3. The dry bushing fault diagnosis method according to claim 1, characterized in that: The neural network model adopts a hybrid architecture of 1D-CNN and Transformer as the model framework.

4. The dry bushing fault diagnosis method according to claim 1, characterized in that: The method of optimizing and selecting the operating data using the improved particle swarm optimization algorithm to obtain characteristic data is as follows: De-noising the running data; Normalize the denoised running data and build a feature pool; The particle swarm optimization algorithm is used to optimize the features in the feature pool to obtain feature data.

5. The dry bushing fault diagnosis method according to claim 4, characterized in that: The Daubechies-4 wavelet basis is used to denoise the running data.

6. The dry bushing fault diagnosis method according to claim 4, characterized in that: Z-score standardization was used to normalize the denoised running data to a standard normal distribution.

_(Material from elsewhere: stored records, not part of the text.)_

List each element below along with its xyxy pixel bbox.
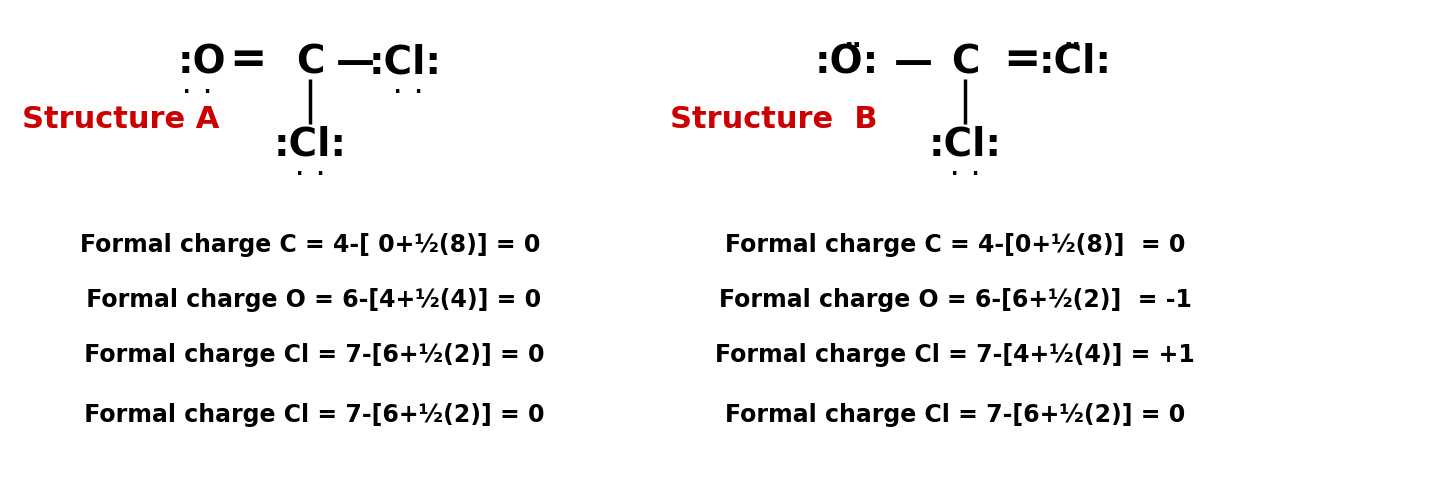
Text: C: C <box>296 43 324 81</box>
Text: C: C <box>950 43 979 81</box>
Text: Formal charge O = 6-[6+½(2)]  = -1: Formal charge O = 6-[6+½(2)] = -1 <box>718 288 1191 312</box>
Text: :Cl:: :Cl: <box>369 43 441 81</box>
Text: Formal charge O = 6-[4+½(4)] = 0: Formal charge O = 6-[4+½(4)] = 0 <box>78 288 541 312</box>
Text: Formal charge Cl = 7-[6+½(2)] = 0: Formal charge Cl = 7-[6+½(2)] = 0 <box>75 342 544 366</box>
Text: Formal charge C = 4-[0+½(8)]  = 0: Formal charge C = 4-[0+½(8)] = 0 <box>726 232 1185 256</box>
Text: —: — <box>335 43 374 81</box>
Text: ·  ·: · · <box>950 165 979 184</box>
Text: Formal charge Cl = 7-[6+½(2)] = 0: Formal charge Cl = 7-[6+½(2)] = 0 <box>75 402 544 426</box>
Text: :O: :O <box>177 43 226 81</box>
Text: Structure A: Structure A <box>22 105 219 134</box>
Text: =: = <box>1003 38 1040 81</box>
Text: —: — <box>894 43 933 81</box>
Text: :Cl:: :Cl: <box>929 126 1001 164</box>
Text: Formal charge Cl = 7-[4+½(4)] = +1: Formal charge Cl = 7-[4+½(4)] = +1 <box>715 342 1194 366</box>
Text: Structure  B: Structure B <box>670 105 878 134</box>
Text: :Ö:: :Ö: <box>815 43 879 81</box>
Text: Formal charge Cl = 7-[6+½(2)] = 0: Formal charge Cl = 7-[6+½(2)] = 0 <box>726 402 1185 426</box>
Text: ·  ·: · · <box>393 83 422 101</box>
Text: :C̈l:: :C̈l: <box>1039 43 1111 81</box>
Text: :Cl:: :Cl: <box>273 126 347 164</box>
Text: ·  ·: · · <box>183 83 212 101</box>
Text: Formal charge C = 4-[ 0+½(8)] = 0: Formal charge C = 4-[ 0+½(8)] = 0 <box>80 232 540 256</box>
Text: =: = <box>229 38 267 81</box>
Text: ·  ·: · · <box>296 165 324 184</box>
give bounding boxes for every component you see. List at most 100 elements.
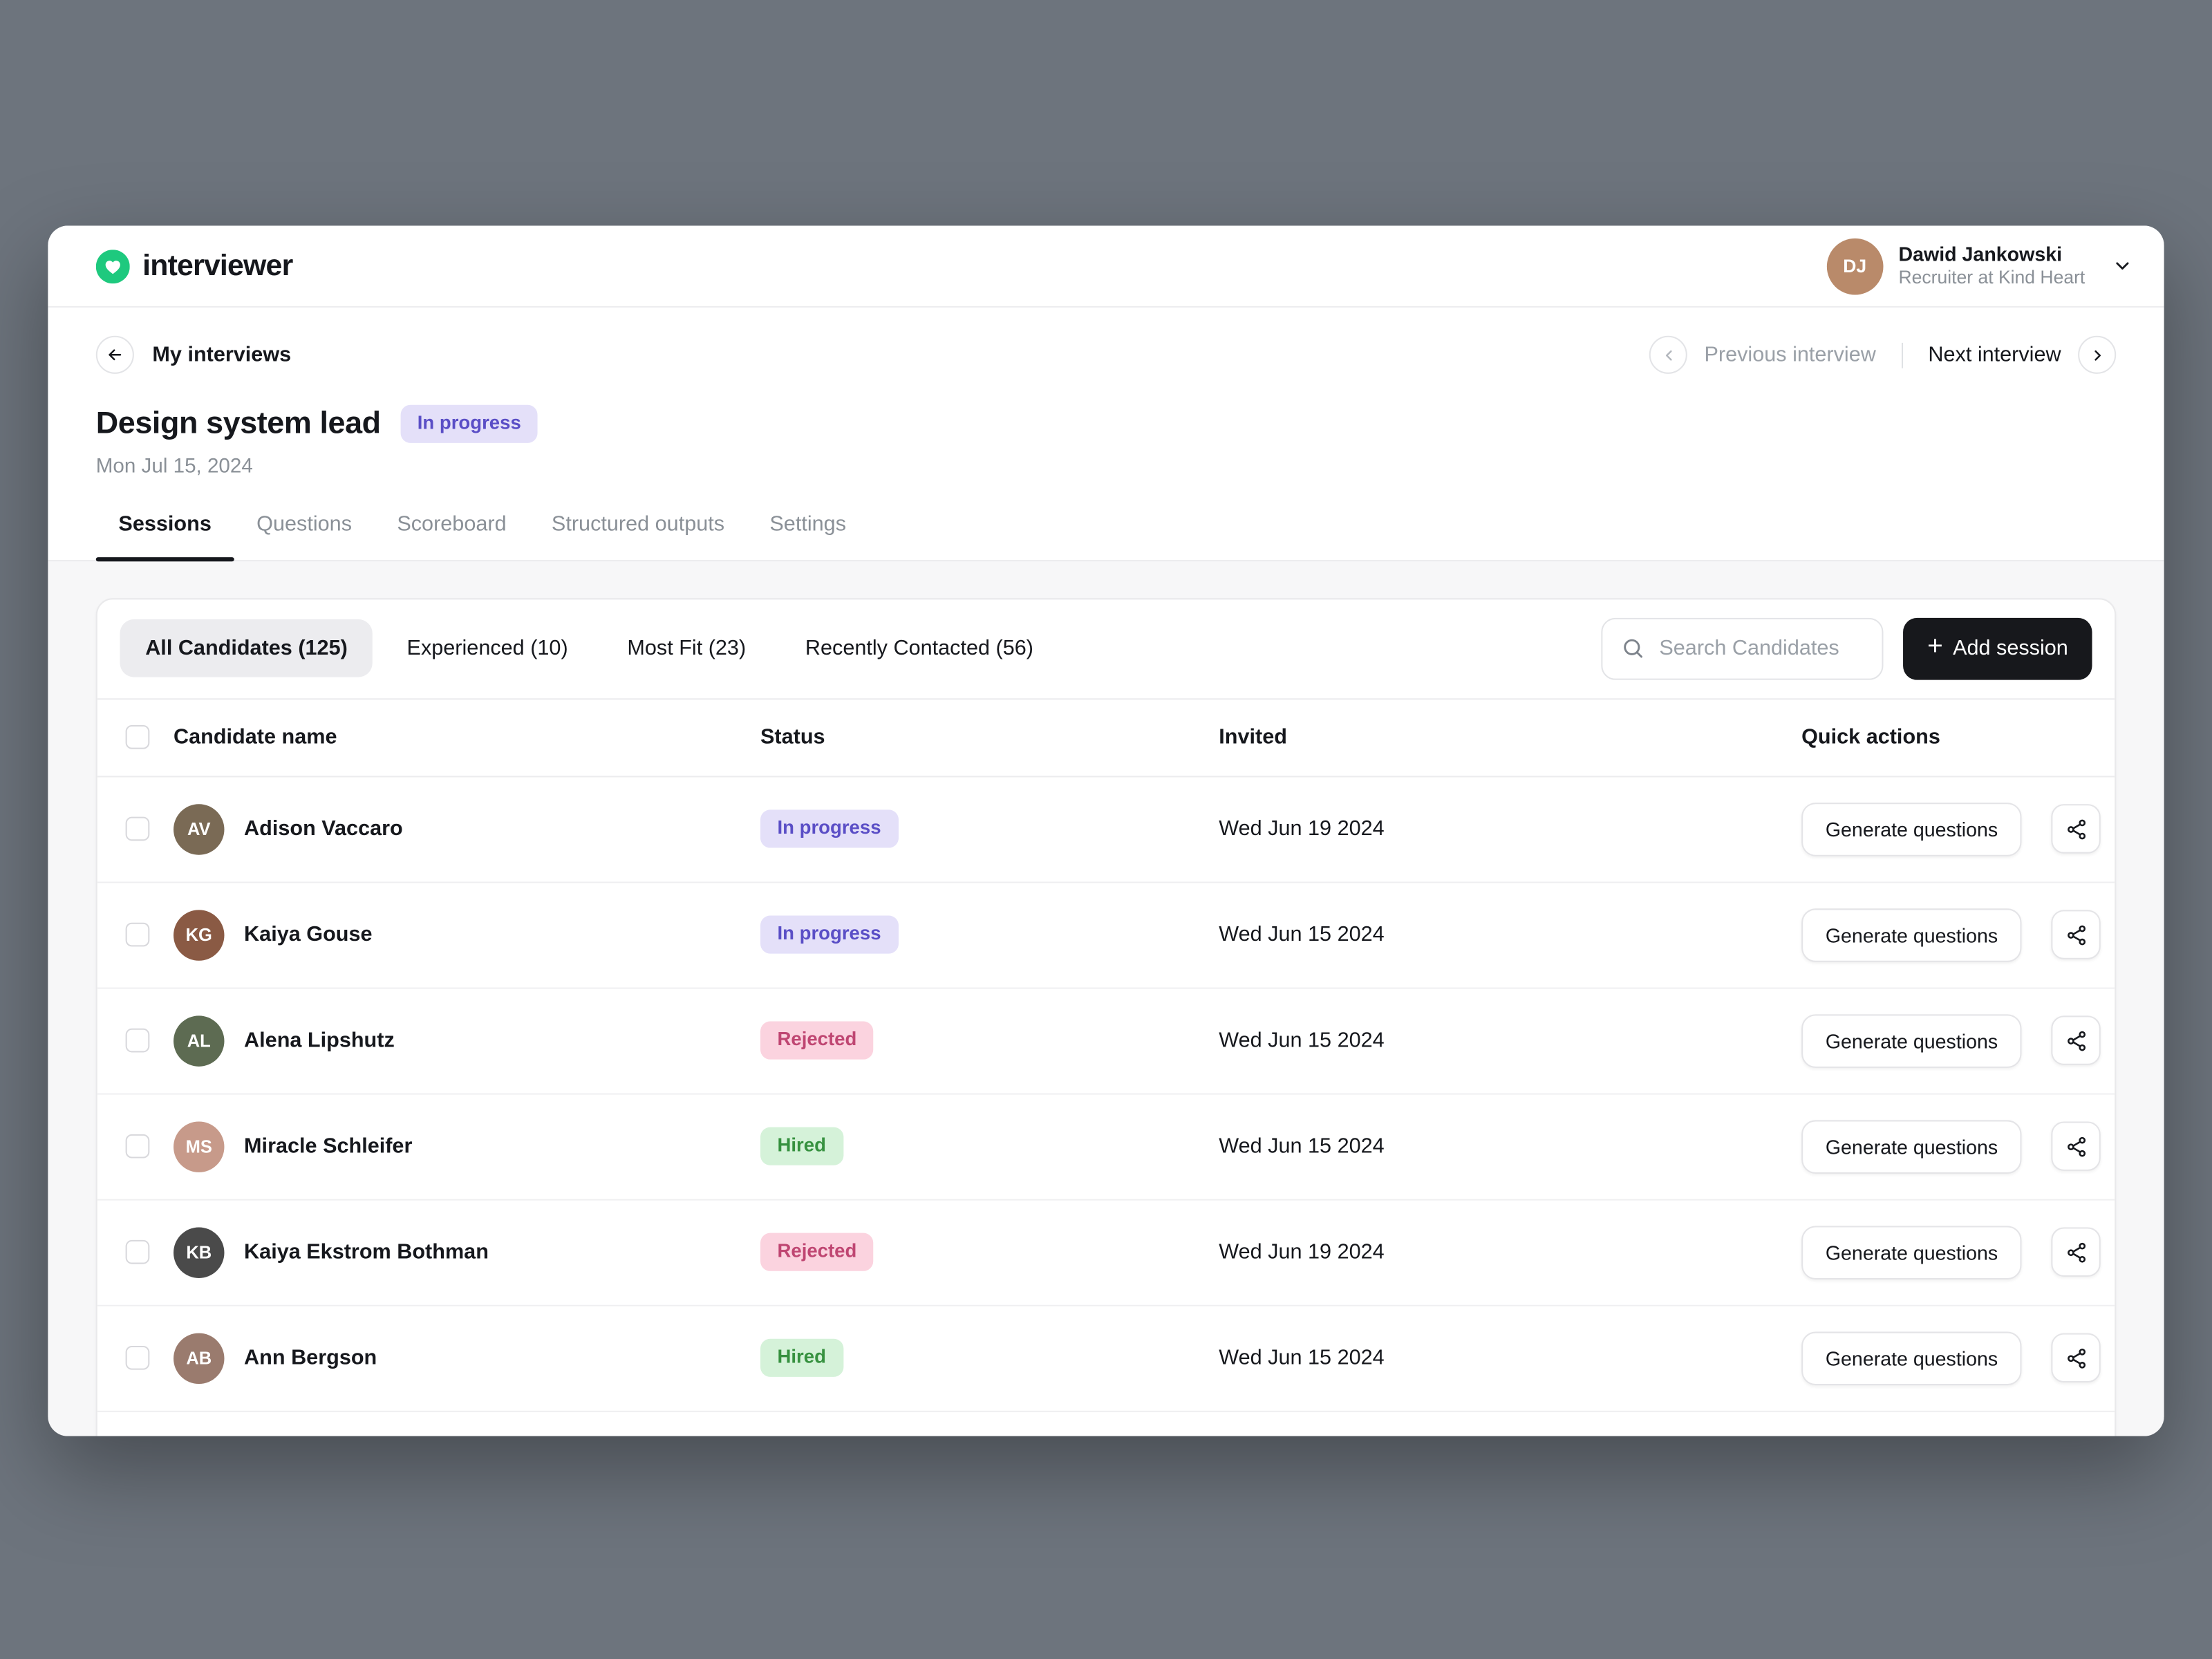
brand-logo[interactable]: interviewer	[95, 249, 293, 283]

7. The dry bushing fault diagnosis method according to claim 4, characterized in that: The method of using the particle swarm optimization algorithm to optimize and select features in the feature pool to obtain feature data is as follows: Introducing elite particles x generated by genetic algorithm GA ; Among them, elite particles are generated by simulating binary crossover and polynomial mutation; Elite particle x GA Encode and initialize, and update and iterate; After a preset number of iterations, the individuals with the highest fitness are selected from the elite particles generated by GA and injected into the PSO population; Add a weighted fitness function and map the continuous speed value to a binary feature selection result: When the preset termination condition is reached, the iteration is terminated and the feature data is obtained.

8. A dry casing fault diagnosis system, characterized in that: include: Characteristic data acquisition module: used to obtain characteristic data of dry casing; Fault type and confidence output module: used to input the characteristic data of dry bushing into the pre-trained fault diagnosis model and output the corresponding fault type and confidence; The characteristic data is obtained in the following manner: Obtain operating data of dry casing; The improved particle swarm optimization algorithm is used to optimize the operation data and obtain the characteristic data; The pre-trained fault diagnosis model is obtained by training a neural network model using feature data; The improved particle swarm optimization algorithm is obtained by introducing a genetic algorithm into the particle swarm optimization algorithm, and the goal of the optimization selection is to screen out the optimal subset that is sensitive to faults.

9. A terminal device comprising a memory, a processor, and a computer program stored in the memory and executable on the processor, wherein: When the processor executes the computer program, the steps of the method according to any one of claims 1 to 7 are implemented.

10. A computer-readable storage medium storing a computer program, characterized in that: When the computer program is executed by a processor, the steps of the method according to any one of claims 1 to 7 are implemented.